- Associated Press - Monday, March 30, 2015

SEATTLE (AP) - A record number of students have applied to Washington’s six public universities this year, including a growing group of applicants from low-income families who would qualify for a state scholarship through the College Bound program.

The Seattle Times reports (https://is.gd/c46vDY ) more than 75,000 students have applied to attend university in Washington state next fall. Most of them are students who are graduating from Washington high schools or transferring from other state colleges.

High school graduation classes have not grown, but college admissions officers say the increase in applications is most likely because students are applying to more places to make sure they get in somewhere.

Some schools saw bigger increases than others. The University of Washington, for example, had a 16 percent increase in applications. They have received more applications from in-state, out-of-state and international students.

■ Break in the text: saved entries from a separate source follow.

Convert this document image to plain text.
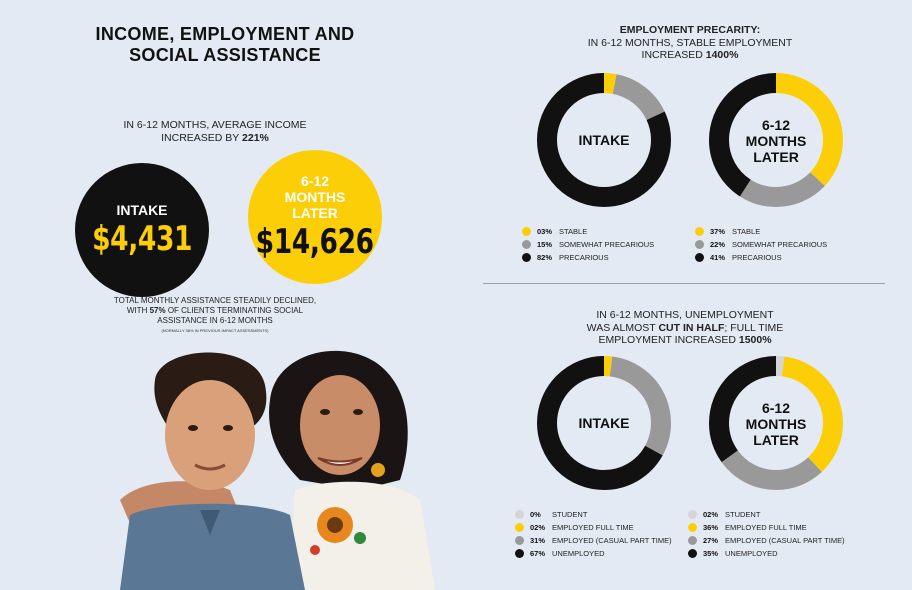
INCOME, EMPLOYMENT AND SOCIAL ASSISTANCE
IN 6-12 MONTHS, AVERAGE INCOME INCREASED BY 221%
INTAKE
$4,431
6-12 MONTHS LATER
$14,626
TOTAL MONTHLY ASSISTANCE STEADILY DECLINED, WITH 57% OF CLIENTS TERMINATING SOCIAL ASSISTANCE IN 6-12 MONTHS
(NORMALLY 38% IN PREVIOUS IMPACT ASSESSMENTS)
EMPLOYMENT PRECARITY:
IN 6-12 MONTHS, STABLE EMPLOYMENT
INCREASED 1400%
INTAKE
6-12 MONTHS LATER
03% STABLE
15% SOMEWHAT PRECARIOUS
82% PRECARIOUS
37% STABLE
22% SOMEWHAT PRECARIOUS
41% PRECARIOUS
IN 6-12 MONTHS, UNEMPLOYMENT
WAS ALMOST CUT IN HALF; FULL TIME
EMPLOYMENT INCREASED 1500%
INTAKE
6-12 MONTHS LATER
0%	STUDENT
02% EMPLOYED FULL TIME
31% EMPLOYED (CASUAL PART TIME)
67% UNEMPLOYED
02% STUDENT
36% EMPLOYED FULL TIME
27% EMPLOYED (CASUAL PART TIME)
35% UNEMPLOYED
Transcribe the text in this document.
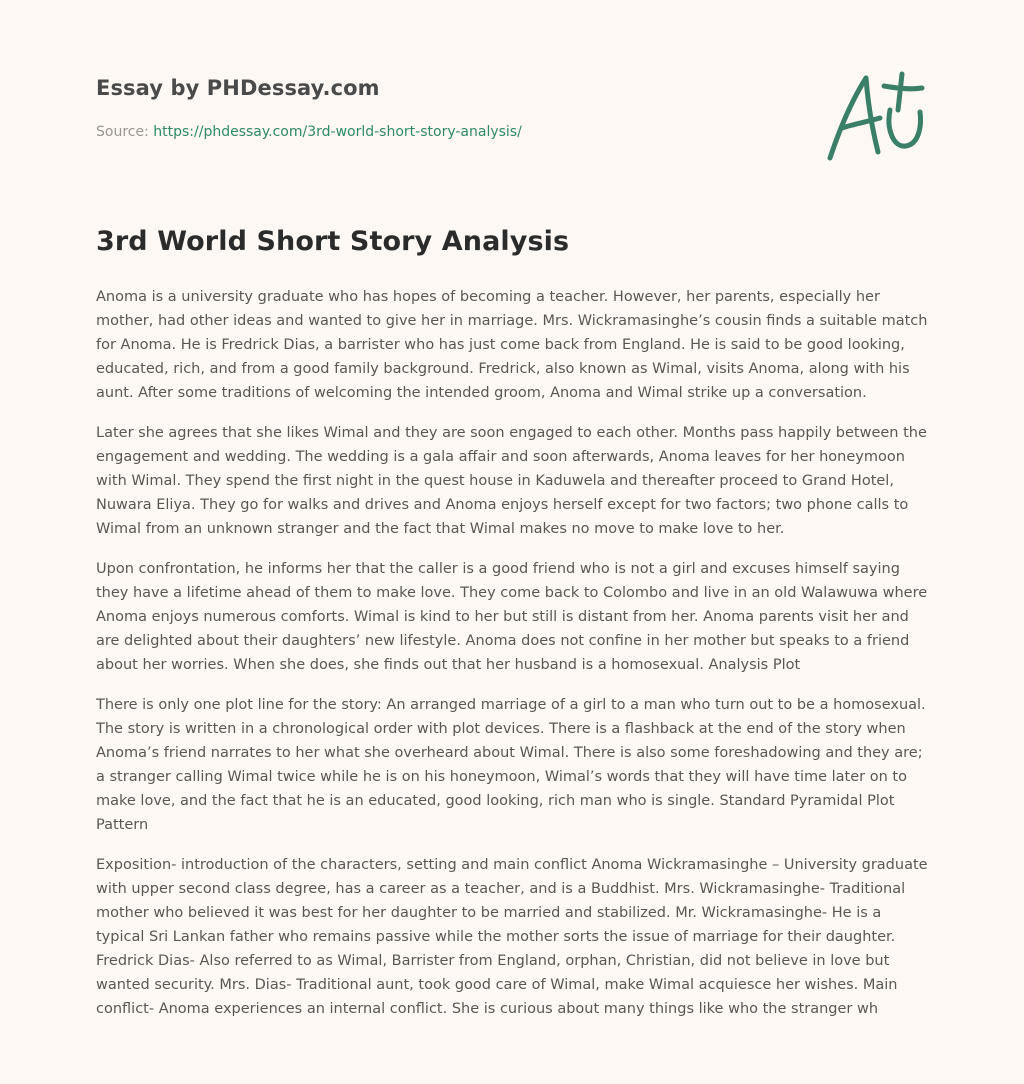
Essay by PHDessay.com
Source: https://phdessay.com/3rd-world-short-story-analysis/
3rd World Short Story Analysis

Anoma is a university graduate who has hopes of becoming a teacher. However, her parents, especially her mother, had other ideas and wanted to give her in marriage. Mrs. Wickramasinghe’s cousin finds a suitable match for Anoma. He is Fredrick Dias, a barrister who has just come back from England. He is said to be good looking, educated, rich, and from a good family background. Fredrick, also known as Wimal, visits Anoma, along with his aunt. After some traditions of welcoming the intended groom, Anoma and Wimal strike up a conversation.

Later she agrees that she likes Wimal and they are soon engaged to each other. Months pass happily between the engagement and wedding. The wedding is a gala affair and soon afterwards, Anoma leaves for her honeymoon with Wimal. They spend the first night in the quest house in Kaduwela and thereafter proceed to Grand Hotel, Nuwara Eliya. They go for walks and drives and Anoma enjoys herself except for two factors; two phone calls to Wimal from an unknown stranger and the fact that Wimal makes no move to make love to her.

Upon confrontation, he informs her that the caller is a good friend who is not a girl and excuses himself saying they have a lifetime ahead of them to make love. They come back to Colombo and live in an old Walawuwa where Anoma enjoys numerous comforts. Wimal is kind to her but still is distant from her. Anoma parents visit her and are delighted about their daughters’ new lifestyle. Anoma does not confine in her mother but speaks to a friend about her worries. When she does, she finds out that her husband is a homosexual. Analysis Plot

There is only one plot line for the story: An arranged marriage of a girl to a man who turn out to be a homosexual. The story is written in a chronological order with plot devices. There is a flashback at the end of the story when Anoma’s friend narrates to her what she overheard about Wimal. There is also some foreshadowing and they are; a stranger calling Wimal twice while he is on his honeymoon, Wimal’s words that they will have time later on to make love, and the fact that he is an educated, good looking, rich man who is single. Standard Pyramidal Plot Pattern

Exposition- introduction of the characters, setting and main conflict Anoma Wickramasinghe – University graduate with upper second class degree, has a career as a teacher, and is a Buddhist. Mrs. Wickramasinghe- Traditional mother who believed it was best for her daughter to be married and stabilized. Mr. Wickramasinghe- He is a typical Sri Lankan father who remains passive while the mother sorts the issue of marriage for their daughter. Fredrick Dias- Also referred to as Wimal, Barrister from England, orphan, Christian, did not believe in love but wanted security. Mrs. Dias- Traditional aunt, took good care of Wimal, make Wimal acquiesce her wishes. Main conflict- Anoma experiences an internal conflict. She is curious about many things like who the stranger wh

One group that has started to show up strongly in application numbers includes the students who qualify for the state’s College Bound scholarship program for low-income students.



In that program, low-income students who sign up in middle school, maintain a C average and stay out of legal trouble are guaranteed to have their tuition covered, as well as some of the cost of college books.

To date, the University of Washington has admitted 86 more College Bound students in its freshman class than it did last year, a 6 percent increase. Western Washington University, which is still making admission decisions, saw an increase of 35 percent in College Bound-eligible applicants. The Evergreen State College saw eligible applicants grow by 26 percent, and Eastern Washington University’s jumped 6 percent. Washington State University is one of the few schools that saw little change.

“All the indicators for that program are positive,” said Philip Ballinger, associate vice provost for enrollment at the UW. He said the promise of going to college tuition-free makes students more likely to take academic work seriously, sign up for challenging classes and take the SAT and other college admissions tests.

WWU wrote to College Bound-eligible students last fall with a letter explaining the process for applying, the benefits they’d receive through College Bound and other ways to finance their education.

“We are very happy to see that the outreach had such a positive impact,” said Clara Capron, assistant vice president for enrollment and student services, in an email.

The scholarship program also seems to be having an effect on high-school graduation. A recent report by the Washington Student Achievement Council showed that 75 percent of College Bound enrolled students in the class of 2014 graduated from high school, compared with 62 percent of their low-income peers who were not in the program.